Олега окатывает горячей раздраженной злостью. Он здесь не для того, чтобы философствовать с какой-то хищной хуйней, которая в лучшем случае заслуживает свинца в окровавленную морду.
— Солдат, — наугад пробует Олег.
— Недоношенный ребенок… войны? — передразнивает существо.
Глаза привыкают к темноте, и Олег видит, как он раздвигает когтистыми лапами белые ребра, будто на «кровавом орле», чтобы до сердца добраться. Захлебывается голодным урчанием, снова срываясь в звериный клекот, словно ненадолго теряет рассудок, и Олег неловко подтягивается к оружию. Смотрит на серую кожу в чешуе — обманчиво тонкую…

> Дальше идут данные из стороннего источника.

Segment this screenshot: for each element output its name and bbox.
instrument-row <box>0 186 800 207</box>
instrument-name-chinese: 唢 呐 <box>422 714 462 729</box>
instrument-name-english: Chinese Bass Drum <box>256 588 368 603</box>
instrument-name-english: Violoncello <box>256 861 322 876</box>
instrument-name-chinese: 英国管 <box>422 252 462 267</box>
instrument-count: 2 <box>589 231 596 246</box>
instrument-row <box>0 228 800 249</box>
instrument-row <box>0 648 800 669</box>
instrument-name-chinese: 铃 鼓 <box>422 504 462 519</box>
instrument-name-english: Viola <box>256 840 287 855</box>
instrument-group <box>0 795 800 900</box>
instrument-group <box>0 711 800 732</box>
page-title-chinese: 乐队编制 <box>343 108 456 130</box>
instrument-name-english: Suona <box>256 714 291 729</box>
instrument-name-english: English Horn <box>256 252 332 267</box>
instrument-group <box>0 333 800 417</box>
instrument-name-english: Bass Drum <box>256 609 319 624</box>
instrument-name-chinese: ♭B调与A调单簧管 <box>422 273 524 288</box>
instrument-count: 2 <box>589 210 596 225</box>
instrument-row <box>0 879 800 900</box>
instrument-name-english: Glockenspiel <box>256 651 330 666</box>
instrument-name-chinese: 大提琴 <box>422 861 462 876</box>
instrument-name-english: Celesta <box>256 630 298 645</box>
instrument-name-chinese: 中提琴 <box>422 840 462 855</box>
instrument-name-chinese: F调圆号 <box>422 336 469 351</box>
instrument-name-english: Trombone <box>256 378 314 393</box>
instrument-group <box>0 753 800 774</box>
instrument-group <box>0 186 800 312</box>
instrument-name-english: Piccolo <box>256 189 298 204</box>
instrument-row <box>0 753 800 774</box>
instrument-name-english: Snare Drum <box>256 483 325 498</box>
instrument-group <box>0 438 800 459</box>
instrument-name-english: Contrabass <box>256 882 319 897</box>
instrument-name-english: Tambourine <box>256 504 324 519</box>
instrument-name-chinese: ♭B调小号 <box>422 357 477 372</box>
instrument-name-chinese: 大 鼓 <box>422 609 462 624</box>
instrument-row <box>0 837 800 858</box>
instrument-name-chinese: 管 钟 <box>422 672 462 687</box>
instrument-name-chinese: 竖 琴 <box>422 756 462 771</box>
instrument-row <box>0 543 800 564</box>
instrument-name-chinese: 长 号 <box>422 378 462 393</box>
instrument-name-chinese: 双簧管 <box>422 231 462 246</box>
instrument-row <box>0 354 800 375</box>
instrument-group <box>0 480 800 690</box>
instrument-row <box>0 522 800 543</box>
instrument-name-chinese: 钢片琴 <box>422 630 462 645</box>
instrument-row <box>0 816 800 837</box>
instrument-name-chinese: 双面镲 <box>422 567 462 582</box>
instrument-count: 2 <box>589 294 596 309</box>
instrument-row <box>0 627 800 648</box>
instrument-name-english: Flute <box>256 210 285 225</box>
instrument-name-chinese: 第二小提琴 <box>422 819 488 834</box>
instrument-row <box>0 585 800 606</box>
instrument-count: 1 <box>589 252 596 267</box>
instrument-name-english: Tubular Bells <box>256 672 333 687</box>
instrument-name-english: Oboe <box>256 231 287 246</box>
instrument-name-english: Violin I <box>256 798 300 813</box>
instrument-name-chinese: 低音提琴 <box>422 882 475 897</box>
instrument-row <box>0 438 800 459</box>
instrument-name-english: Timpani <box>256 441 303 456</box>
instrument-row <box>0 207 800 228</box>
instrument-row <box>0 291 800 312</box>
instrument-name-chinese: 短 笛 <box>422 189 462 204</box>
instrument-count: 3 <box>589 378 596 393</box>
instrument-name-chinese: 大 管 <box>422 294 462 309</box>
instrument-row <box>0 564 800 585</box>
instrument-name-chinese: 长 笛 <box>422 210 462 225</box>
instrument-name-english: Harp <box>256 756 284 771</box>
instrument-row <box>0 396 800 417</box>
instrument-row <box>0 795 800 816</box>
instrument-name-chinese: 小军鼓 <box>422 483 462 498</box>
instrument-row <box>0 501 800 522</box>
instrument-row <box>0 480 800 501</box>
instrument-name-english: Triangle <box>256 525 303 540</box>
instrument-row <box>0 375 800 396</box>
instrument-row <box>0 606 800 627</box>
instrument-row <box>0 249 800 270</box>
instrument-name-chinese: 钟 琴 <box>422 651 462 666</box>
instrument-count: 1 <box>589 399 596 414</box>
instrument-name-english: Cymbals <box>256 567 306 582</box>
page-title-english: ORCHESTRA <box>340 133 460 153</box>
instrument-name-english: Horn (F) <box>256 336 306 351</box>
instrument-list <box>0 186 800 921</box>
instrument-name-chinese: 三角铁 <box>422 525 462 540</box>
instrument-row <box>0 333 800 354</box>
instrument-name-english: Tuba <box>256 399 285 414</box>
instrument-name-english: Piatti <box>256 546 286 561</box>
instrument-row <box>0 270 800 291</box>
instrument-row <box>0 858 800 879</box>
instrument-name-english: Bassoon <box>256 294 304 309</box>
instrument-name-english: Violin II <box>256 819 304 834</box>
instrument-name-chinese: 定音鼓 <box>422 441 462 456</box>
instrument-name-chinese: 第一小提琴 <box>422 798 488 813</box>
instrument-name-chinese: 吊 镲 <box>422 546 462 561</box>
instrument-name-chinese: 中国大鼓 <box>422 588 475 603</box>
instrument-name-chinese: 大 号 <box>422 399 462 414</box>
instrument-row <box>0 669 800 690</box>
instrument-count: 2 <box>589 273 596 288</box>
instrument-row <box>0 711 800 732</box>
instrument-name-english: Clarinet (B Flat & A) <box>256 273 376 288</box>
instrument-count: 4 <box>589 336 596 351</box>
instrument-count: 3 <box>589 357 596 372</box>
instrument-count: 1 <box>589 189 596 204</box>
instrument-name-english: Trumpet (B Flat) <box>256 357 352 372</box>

— Не возьмет, — безразлично скрежещет Вадик. — Зря пули… потр-ратишь.
Мотает башкой, дергает, жадно отрывая смачный кусок мяса от предплечья, обгладывает тонкие девичьи кости, влажно проходясь языком, чтобы ничего не оставить. Олег кладет пистолет себе на колени, чтобы, если что, встретить выстрелами в грудь, но Вадик самозабвенно терзает тело, отхватывая куски. Почти уплывая в подобие транса, Олег отстраненно замечает, как тот упрямо роется в требухе, неосторожно откидывая перепутанные кишки. Добирается до почек, до печени, глухо мурлыча.
Олег сидит в молчании, наблюдает. Пытается двинуться в сторону двери, но слышит сердитое ворчание — да еще хвост дергается, стрекочет, как у гремучей змеи. Вад не собирается отрываться от добычи, чтобы с ним поговорить. Или, может, приберегает на закуску. Не в силах выносить это пиршество еще дольше, Олег смотрит в потолок, запрокидывая голову. Если бы он верил в каких-то божеств, он бы молился, но никакие слова на ум не приходят.
Вадик медленно встает, вытягивается. Темнота как-то сглаживает момент перелома — и к Олегу, под окно, Вад шагает уже вполне себе обычным человеком, только в крови перемазанным. Потеки пятнают татуировку, скалящуюся контурами хищных морд — почти как у него по-настоящему. Взгляд сытый, какой-то рассеянно-медленный, и это хороший момент, чтобы выстрелить ему в лицо, но Олег почему-то этого не делает.
— Ты бы хоть вытерся, — обреченно предлагает Олег, хотя вообще-то хочется предложить Вадику одеться.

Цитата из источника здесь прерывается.